Hope this helps. There are still some hiccups which I will include here as I find them. As for the videos I didn't yet start on fixing it but i am aware that videos doesn't get saved properly.

Bjego commented 2 years ago

@MissakaI thanks for the snippet - but how does keda notice that the session ended on a node? Is that handled by keda? Or how did you configure your firefox node? @diemol said that single session nodes are not yet implemented.

Maybe there is the opportunity to override the start command of a chrome node to just accept a single session an then to shut down?

Warxcell commented 2 years ago

Maybe there is the opportunity to override the start command of a chrome node to just accept a single session an then to shut down?

That will lead to loop crash backoff I believe.

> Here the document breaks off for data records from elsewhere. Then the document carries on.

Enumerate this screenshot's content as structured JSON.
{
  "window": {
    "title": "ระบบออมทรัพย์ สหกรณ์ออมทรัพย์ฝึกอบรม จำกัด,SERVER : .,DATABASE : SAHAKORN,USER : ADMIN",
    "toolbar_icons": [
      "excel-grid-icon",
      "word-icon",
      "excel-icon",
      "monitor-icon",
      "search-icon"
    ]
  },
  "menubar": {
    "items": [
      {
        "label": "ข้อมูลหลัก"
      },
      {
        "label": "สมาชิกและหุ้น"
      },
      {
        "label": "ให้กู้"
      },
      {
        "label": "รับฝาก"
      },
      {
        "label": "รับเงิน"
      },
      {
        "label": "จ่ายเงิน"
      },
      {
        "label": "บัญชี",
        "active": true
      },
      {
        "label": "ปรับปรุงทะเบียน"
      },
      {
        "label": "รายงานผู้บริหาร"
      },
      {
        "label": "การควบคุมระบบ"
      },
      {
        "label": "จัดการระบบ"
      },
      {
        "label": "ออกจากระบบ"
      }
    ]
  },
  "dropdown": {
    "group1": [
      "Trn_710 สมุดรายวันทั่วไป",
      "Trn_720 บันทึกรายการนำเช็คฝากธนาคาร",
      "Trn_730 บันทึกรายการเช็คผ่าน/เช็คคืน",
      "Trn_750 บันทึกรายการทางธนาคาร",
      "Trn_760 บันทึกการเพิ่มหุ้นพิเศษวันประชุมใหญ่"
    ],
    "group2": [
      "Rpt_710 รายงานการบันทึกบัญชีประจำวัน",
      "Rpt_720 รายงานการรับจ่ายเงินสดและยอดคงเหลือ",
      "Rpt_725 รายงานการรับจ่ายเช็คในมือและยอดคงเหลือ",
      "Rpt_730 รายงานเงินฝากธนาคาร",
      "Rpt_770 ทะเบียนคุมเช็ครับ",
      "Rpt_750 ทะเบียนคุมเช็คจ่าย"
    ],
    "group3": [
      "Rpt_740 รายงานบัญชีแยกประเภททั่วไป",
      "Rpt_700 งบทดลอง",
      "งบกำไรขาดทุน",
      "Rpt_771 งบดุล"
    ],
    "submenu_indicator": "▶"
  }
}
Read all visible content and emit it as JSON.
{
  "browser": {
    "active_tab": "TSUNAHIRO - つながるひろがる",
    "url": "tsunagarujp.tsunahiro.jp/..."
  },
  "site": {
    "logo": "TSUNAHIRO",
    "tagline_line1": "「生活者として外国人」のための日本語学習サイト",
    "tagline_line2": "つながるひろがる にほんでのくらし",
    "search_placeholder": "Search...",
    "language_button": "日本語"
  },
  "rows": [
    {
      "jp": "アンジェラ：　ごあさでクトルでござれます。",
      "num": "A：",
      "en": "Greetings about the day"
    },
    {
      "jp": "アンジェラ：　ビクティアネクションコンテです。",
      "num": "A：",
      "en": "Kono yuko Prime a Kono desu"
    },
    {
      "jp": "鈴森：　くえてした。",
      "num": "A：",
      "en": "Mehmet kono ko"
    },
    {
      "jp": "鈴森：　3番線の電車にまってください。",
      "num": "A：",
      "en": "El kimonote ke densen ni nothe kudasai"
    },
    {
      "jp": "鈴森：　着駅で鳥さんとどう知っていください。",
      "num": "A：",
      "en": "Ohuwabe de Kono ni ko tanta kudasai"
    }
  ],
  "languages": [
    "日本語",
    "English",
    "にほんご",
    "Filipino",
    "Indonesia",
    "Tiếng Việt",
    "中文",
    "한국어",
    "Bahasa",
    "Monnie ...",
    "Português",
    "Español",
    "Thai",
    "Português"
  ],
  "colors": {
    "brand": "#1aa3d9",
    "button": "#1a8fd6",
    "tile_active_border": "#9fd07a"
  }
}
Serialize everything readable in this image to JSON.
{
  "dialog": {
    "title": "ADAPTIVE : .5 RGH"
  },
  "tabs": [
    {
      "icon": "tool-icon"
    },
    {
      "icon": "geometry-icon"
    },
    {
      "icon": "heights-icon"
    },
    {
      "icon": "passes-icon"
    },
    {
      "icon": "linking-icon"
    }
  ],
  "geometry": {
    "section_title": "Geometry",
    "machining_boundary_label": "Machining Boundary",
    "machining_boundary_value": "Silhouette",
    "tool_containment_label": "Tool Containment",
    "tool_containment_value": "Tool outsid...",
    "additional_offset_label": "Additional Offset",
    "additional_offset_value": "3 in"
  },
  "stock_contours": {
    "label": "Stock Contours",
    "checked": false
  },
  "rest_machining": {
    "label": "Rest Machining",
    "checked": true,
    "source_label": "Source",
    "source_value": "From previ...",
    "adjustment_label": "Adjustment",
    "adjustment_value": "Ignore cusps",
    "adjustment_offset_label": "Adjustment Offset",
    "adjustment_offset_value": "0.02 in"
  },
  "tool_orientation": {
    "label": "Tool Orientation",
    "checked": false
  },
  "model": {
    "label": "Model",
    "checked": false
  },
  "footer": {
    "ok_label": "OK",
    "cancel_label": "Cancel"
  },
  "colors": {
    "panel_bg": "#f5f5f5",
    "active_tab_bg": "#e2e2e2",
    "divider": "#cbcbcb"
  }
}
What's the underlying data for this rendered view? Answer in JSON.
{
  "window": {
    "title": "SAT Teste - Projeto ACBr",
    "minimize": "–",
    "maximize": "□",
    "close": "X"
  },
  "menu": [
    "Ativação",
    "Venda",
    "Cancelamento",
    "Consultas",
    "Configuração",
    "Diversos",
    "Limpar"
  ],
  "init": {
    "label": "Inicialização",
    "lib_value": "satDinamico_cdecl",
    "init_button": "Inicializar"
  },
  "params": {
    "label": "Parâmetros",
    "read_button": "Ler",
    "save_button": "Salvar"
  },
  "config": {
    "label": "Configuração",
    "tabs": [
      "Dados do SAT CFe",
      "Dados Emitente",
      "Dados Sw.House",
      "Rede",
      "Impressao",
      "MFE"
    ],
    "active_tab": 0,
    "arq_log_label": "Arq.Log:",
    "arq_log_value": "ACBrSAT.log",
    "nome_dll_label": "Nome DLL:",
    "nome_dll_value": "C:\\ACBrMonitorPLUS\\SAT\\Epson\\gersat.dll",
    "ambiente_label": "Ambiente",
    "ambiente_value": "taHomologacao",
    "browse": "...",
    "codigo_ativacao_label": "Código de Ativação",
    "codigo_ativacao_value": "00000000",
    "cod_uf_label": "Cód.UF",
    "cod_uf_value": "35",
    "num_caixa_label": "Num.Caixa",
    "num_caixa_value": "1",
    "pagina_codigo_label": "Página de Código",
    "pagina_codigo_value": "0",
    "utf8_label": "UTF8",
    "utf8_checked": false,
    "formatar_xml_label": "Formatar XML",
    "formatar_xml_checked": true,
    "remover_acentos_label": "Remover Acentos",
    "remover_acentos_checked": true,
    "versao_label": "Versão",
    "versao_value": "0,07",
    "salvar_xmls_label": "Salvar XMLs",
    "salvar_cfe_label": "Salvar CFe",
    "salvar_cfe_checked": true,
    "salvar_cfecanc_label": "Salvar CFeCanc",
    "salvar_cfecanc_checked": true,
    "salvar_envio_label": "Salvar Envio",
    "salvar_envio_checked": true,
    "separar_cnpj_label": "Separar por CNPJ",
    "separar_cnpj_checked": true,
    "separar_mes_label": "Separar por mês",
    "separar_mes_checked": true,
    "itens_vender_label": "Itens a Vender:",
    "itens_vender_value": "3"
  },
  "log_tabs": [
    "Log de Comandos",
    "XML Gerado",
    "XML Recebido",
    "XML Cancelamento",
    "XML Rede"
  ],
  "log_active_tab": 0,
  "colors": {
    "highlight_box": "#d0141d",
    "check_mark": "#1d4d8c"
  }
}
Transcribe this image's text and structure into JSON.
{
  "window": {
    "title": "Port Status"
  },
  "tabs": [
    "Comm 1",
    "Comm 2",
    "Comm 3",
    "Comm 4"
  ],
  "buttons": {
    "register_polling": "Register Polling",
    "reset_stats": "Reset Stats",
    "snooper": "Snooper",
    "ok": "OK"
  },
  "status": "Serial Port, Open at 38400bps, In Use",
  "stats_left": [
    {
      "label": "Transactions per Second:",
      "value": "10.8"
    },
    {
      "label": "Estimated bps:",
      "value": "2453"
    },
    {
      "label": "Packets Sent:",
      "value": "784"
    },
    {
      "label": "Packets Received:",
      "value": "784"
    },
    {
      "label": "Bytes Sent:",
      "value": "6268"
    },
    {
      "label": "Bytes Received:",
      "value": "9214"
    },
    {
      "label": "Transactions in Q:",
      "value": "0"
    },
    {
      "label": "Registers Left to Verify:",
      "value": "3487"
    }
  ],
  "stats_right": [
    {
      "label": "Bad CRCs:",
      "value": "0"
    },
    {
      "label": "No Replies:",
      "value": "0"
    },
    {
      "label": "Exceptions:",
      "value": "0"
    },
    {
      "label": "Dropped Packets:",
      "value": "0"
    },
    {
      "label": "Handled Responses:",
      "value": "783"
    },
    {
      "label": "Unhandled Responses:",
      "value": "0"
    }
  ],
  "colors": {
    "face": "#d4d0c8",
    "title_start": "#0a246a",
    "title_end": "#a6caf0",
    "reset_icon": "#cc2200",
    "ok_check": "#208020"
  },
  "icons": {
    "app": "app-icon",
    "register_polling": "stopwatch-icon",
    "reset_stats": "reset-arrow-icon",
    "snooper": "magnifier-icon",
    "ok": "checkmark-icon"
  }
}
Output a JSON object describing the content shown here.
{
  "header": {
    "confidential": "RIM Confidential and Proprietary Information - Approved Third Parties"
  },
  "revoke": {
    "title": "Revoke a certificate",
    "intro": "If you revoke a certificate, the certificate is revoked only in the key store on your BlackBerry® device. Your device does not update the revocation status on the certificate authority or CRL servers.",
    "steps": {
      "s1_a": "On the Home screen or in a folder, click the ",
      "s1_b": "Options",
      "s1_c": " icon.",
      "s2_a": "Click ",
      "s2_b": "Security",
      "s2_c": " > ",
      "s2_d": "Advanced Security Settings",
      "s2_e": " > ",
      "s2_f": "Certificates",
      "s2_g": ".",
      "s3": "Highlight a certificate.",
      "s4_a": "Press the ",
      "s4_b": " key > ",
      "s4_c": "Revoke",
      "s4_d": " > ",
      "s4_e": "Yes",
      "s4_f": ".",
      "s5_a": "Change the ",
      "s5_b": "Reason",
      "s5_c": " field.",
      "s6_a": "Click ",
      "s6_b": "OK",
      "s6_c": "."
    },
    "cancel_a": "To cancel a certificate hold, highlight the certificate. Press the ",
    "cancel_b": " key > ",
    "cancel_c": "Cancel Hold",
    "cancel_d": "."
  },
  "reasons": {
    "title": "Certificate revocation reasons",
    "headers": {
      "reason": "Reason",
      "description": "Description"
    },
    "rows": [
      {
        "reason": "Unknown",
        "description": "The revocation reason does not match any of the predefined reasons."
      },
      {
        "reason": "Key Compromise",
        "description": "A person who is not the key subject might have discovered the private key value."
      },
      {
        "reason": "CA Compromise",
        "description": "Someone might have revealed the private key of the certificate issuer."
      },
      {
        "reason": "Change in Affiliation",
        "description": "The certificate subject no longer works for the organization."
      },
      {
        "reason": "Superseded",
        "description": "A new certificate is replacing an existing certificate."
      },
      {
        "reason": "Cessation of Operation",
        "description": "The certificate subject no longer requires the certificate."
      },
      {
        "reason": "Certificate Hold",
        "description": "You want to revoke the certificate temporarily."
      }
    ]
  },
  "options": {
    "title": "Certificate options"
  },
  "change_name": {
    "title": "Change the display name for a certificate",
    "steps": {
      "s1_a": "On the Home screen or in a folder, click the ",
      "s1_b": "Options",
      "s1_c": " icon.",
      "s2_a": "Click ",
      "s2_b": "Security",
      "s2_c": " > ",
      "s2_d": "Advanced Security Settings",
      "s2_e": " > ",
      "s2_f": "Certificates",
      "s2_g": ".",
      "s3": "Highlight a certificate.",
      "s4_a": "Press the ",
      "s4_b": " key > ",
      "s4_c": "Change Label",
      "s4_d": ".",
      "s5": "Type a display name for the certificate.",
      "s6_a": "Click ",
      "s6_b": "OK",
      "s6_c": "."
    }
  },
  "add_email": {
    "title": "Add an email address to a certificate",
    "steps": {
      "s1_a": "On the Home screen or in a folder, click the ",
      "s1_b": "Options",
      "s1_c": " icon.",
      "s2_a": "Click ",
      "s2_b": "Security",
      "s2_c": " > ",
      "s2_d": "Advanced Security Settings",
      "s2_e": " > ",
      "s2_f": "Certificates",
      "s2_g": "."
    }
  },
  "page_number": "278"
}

JontyMC commented 2 years ago

How are people scaling up their kubernetes clusters for this? We use azure aks and seems like the ideal scenario would be to use virtual nodes (container instances) and have a single test per container, so ideally a test run would take as long as the slowest test + time to spin up a container. Is the plan to support this setup? Does anyone do anything like this now? If not, are you using other metrics like CPU to add new kubernetes nodes?

Bjego commented 2 years ago

How are people scaling up their kubernetes clusters for this? We use azure aks and seems like the ideal scenario would be to use virtual nodes (container instances) and have a single test per container, so ideally a test run would take as long as the slowest test + time to spin up a container. Is the plan to support this setup? Does anyone do anything like this now? If not, are you using other metrics like CPU to add new kubernetes nodes?

I think you might could have a look into the code I've shared and extend the manager to call the azure APIs for scaling up the AKS and scale it down as well. Guess this could be done via calling the azure cli from node , or using some javascript/typescript azure sdks.